The Phoenician Steps are well conserved (they were completely restored in 1998). This said, we suggest you walk up rather than down them: the stairs are steep and the risers high, making the ascent much safer -and less stressful on your knees!

Where do the Phoenician steps start?

The Phoenician Steps begin in Marina Grande, close to Palazzo a Mare. From the port, walk along Via Palazzo a Mare and, after about 400 meters, you'll see a majolica sign indicating the steps to your right.
Whilst the first steps are child's play, they are quickly replaced by ever steeper blocks of stone. Luckily climbers' efforts are soon rewarded by some of the most amazing views on the island and the sight of the tiny chapel dedicated to Sant'Antonio of Padua, the Patron Saint of Anacapri.
The chapel is not the only thing you'll come across on your way up. Look carefully and you'll see any number of little crosses carved into the steps. The Bishops of Capri had the crosses chiseled into the stone so as to ask for divine protection from the showers of rock which frequently fell on the islanders as they climbed up and down the steps. Starting to have second thoughts about making the climb? Don't worry! Scrupulously maintained steel netting now protects walkers from eventual loose rocks- whatever their religion.

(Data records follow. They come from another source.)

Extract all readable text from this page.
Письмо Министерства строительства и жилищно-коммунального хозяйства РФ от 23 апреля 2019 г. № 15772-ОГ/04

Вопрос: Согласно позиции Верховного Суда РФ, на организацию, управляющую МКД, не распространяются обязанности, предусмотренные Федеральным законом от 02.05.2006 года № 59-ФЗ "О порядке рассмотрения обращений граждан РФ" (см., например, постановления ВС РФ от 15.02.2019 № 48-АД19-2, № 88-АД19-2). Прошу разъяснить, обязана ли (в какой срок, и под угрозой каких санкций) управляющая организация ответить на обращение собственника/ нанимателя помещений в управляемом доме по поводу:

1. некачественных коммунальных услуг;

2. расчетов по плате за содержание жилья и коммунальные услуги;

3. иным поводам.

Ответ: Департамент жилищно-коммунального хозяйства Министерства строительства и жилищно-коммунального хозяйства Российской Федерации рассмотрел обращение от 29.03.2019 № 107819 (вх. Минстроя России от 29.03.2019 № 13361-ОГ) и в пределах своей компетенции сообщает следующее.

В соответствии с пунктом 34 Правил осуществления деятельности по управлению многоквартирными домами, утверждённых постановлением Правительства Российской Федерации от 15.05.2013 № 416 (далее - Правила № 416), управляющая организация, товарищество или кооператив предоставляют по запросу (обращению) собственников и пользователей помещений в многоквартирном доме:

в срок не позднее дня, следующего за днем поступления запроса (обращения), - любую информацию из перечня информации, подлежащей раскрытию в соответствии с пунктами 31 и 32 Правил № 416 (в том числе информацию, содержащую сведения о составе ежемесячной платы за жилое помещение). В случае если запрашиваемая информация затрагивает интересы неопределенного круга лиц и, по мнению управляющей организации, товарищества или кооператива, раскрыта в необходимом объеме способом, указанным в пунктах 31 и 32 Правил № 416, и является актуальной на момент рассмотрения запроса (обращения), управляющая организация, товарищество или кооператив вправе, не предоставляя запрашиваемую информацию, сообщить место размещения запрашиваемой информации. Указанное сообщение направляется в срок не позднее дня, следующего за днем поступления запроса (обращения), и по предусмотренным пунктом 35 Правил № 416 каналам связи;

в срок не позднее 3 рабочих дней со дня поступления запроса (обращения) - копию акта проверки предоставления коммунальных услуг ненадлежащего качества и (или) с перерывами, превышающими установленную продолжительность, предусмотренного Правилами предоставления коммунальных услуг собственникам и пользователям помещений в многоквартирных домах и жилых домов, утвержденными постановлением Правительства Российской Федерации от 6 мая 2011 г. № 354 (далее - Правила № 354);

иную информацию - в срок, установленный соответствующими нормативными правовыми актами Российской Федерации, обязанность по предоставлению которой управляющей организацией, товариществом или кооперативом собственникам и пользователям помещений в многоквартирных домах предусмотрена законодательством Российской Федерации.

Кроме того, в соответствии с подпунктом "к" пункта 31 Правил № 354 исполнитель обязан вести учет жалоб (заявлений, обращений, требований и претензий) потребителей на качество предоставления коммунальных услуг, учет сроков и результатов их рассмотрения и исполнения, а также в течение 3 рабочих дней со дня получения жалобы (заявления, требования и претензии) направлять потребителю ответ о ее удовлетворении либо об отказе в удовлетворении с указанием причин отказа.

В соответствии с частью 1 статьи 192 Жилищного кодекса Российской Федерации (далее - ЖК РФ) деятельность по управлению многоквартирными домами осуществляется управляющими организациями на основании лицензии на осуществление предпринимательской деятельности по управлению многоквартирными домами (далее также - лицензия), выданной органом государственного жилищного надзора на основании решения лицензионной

From the top of the steps, on flat ground once more, you'll quickly reach the Chapel of San Michele and the ancient archway which once marked the border between the towns of Capri and Anacapri.

How long does it take to climb the Phoenician steps?

Whilst a few super fit individuals have finished the climb in under 30 minutes, it will probably take you about an hour to reach the top, longer if you make frequent stops (and with views like the ones you'll see from the Phoenician Steps, you'll no doubt want to make a lot!)

Once you reach the top of the steps and the town of Anacapri, be sure to visit Villa San Michele:although the villa was built 20 years or so after the completion of the carriageway between Capri and Anacapri, as recorded in the book "The History of San Michele", great part of the building material needed to construct it was transported by man and donkey power up the Phoenician Steps. Those who have read Axel Munthe's fascinating book will no doubt remember the description of Maria, Anacapri's illiterate post lady, who climbed down (and up!) the 921 steps each day to collect letters and parcels for the inhabitants of the town from Marina Grande.